Bijoy Datta stepping down as Broome County Republican chair
Broome County Republican Committee Chairman Bijoy Datta will resign his role next month after 10 years.
Datta said he’s stepping down from the voluntary post to spend more time with his family and allow change within the county committee.
He touted what he views as a fair amount of success for Broome County Republicans since he took over as chairman in 2013. Datta described that decade as one of change for Republicans with the Tea Party movement and election of President Donald Trump, as well as local shifts like the ouster of state Senator Tom Libous in 2015.
"Over the last decade, we've elected Fred Akshar, Rich David, Jared Kraham, Dan Reynolds and many members of the county Legislature and many other local officials that hadn't been in office before," Datta told WSKG. "Kind of playing a role, spearheading a new generation of leaders coming into power is another piece that I'm very proud of."
Datta said he thinks Republicans have maintained a strong party in Broome County by focusing less on what he described as divisive national politics and vitriol by former President Donald Trump and more on local issues.
"I always kept the focus to our local races and tried not to get our local party embroiled in whatever happened to be going on at the national level,” Datta said. “Our focus really has always been about what's happening in Broome County and the Southern Tier and upstate New York. We've very consistently stayed on message with that and I think the voters have appreciated that and that's why our candidates consistently win."

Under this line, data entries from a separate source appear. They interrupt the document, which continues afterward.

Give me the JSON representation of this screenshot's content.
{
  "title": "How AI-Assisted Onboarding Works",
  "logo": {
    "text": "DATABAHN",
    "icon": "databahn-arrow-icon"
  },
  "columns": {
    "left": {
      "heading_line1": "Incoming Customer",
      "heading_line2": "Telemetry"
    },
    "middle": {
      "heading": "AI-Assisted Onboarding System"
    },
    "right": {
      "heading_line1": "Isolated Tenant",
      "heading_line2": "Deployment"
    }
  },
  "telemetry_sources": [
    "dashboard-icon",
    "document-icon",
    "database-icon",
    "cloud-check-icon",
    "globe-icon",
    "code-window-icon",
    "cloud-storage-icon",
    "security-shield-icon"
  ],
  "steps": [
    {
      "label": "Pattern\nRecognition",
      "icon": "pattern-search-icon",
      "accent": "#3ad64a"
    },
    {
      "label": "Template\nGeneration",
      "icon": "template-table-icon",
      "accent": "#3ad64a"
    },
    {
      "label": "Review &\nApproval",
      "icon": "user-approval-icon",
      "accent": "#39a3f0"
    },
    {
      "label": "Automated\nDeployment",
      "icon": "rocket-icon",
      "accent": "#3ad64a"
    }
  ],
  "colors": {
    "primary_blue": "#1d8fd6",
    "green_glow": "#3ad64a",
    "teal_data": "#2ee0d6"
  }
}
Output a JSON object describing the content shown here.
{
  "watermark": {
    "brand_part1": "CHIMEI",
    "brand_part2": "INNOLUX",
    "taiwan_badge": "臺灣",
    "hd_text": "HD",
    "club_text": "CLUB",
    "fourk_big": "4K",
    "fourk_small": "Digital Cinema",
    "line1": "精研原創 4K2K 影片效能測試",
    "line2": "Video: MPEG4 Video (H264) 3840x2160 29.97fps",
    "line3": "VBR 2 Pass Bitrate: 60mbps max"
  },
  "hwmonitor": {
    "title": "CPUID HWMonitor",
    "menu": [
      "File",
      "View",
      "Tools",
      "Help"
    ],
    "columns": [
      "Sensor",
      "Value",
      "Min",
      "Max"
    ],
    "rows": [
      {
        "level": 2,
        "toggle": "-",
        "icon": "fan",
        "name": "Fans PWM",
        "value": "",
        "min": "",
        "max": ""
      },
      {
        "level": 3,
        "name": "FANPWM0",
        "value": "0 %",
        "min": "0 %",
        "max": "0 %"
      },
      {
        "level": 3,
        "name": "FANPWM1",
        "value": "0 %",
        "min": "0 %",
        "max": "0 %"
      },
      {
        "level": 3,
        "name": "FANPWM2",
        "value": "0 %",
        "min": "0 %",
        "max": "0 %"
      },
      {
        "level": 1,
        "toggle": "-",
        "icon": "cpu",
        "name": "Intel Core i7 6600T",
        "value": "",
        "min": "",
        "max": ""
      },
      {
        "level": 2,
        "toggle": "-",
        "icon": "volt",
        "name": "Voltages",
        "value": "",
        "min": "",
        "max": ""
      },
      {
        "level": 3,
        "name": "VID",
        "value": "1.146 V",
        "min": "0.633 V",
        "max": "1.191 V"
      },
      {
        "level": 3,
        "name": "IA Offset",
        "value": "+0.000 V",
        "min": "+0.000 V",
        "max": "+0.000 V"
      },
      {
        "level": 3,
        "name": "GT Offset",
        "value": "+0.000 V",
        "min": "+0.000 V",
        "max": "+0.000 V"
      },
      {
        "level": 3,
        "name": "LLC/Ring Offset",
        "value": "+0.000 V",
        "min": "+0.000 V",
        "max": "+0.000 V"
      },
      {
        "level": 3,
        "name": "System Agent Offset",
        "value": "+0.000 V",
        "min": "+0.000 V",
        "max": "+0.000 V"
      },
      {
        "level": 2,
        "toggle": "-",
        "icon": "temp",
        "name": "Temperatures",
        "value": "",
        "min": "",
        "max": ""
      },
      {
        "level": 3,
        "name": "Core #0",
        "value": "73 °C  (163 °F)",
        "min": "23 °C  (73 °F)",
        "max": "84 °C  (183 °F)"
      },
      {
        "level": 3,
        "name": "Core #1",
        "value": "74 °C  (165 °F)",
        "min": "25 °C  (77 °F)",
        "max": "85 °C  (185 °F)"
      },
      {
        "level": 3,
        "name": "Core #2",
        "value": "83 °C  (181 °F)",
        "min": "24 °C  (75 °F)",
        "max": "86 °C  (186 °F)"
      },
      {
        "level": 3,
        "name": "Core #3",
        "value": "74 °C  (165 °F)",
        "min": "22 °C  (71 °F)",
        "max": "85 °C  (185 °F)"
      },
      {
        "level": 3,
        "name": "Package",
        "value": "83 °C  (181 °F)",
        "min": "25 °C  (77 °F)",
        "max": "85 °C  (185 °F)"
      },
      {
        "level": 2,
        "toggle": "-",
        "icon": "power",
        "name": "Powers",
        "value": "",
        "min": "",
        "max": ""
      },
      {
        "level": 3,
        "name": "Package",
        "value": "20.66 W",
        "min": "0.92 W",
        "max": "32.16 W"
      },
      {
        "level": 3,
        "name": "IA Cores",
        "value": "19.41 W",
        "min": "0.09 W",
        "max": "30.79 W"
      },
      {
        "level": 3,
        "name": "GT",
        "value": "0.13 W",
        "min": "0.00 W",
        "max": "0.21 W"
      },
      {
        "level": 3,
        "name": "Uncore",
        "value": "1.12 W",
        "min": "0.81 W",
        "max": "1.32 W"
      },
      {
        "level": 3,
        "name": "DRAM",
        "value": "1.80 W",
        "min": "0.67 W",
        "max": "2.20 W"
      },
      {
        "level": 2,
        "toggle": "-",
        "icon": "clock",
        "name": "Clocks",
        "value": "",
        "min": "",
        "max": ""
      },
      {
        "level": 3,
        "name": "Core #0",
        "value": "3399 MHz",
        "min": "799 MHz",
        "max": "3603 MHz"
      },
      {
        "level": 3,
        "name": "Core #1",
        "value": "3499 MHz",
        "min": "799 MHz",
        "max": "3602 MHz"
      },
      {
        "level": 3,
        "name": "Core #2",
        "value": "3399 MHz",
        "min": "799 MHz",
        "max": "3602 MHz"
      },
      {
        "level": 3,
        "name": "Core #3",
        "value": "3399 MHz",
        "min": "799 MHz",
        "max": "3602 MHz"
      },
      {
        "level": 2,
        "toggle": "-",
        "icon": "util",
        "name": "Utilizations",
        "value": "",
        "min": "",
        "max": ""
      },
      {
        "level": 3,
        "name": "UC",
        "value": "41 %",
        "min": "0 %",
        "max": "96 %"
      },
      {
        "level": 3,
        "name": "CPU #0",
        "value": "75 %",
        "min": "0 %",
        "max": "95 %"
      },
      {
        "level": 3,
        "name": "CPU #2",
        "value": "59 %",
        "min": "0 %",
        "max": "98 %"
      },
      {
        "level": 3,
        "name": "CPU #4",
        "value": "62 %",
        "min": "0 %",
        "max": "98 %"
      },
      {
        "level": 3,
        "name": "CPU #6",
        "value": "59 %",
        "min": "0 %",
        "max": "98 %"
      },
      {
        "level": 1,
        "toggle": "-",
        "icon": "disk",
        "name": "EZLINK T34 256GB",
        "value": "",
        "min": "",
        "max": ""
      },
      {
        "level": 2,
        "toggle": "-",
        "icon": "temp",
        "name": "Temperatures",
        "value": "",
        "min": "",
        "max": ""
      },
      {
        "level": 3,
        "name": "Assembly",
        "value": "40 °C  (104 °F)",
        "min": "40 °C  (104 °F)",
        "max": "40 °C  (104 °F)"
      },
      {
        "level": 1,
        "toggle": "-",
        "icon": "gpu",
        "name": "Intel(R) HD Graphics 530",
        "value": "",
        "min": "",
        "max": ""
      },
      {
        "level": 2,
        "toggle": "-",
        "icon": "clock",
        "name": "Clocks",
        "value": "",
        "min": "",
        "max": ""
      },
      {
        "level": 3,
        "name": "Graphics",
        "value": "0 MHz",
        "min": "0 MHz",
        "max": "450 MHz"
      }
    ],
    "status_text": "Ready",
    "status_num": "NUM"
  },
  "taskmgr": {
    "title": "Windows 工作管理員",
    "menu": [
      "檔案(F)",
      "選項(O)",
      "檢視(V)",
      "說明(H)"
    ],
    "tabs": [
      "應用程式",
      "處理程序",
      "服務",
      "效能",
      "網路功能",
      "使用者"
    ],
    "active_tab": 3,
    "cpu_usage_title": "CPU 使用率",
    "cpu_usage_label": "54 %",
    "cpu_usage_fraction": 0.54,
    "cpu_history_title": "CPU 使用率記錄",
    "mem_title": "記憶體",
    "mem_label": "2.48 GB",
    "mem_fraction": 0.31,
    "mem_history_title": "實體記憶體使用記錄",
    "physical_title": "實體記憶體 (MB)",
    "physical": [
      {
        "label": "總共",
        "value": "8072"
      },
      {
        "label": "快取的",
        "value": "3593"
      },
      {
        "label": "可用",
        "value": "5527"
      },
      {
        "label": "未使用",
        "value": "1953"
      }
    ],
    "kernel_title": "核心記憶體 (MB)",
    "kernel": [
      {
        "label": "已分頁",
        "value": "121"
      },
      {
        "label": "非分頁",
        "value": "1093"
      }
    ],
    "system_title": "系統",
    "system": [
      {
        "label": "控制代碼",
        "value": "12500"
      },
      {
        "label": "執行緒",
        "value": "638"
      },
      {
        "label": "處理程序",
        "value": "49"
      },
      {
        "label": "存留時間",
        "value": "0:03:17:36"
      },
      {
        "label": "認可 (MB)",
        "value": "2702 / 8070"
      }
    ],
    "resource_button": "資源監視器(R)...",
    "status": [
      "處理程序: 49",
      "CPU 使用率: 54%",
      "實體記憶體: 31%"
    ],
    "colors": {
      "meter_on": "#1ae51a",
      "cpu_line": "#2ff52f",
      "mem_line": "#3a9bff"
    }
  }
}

Upon his resignation early next month, the county Republican committee will vote to elect a new chairperson.
Datta said he doesn’t want to weigh in or name a successor to the role, but still thinks it’s wise that the party continue to focus locally to avoid divisiveness.
“I certainly wouldn't sit here today and dictate any sort of vision or agenda on whoever takes the role next,” Datta said. “I mean, that's really their decision to make, but certainly I think keeping things local and keeping the focus local has proven to be a successful route to take and if they want to carry on that, I think it would be smart."
Datta said he will continue his involvement with politics locally on a volunteer basis. He also said he’ll continue his full time job as a political consultant.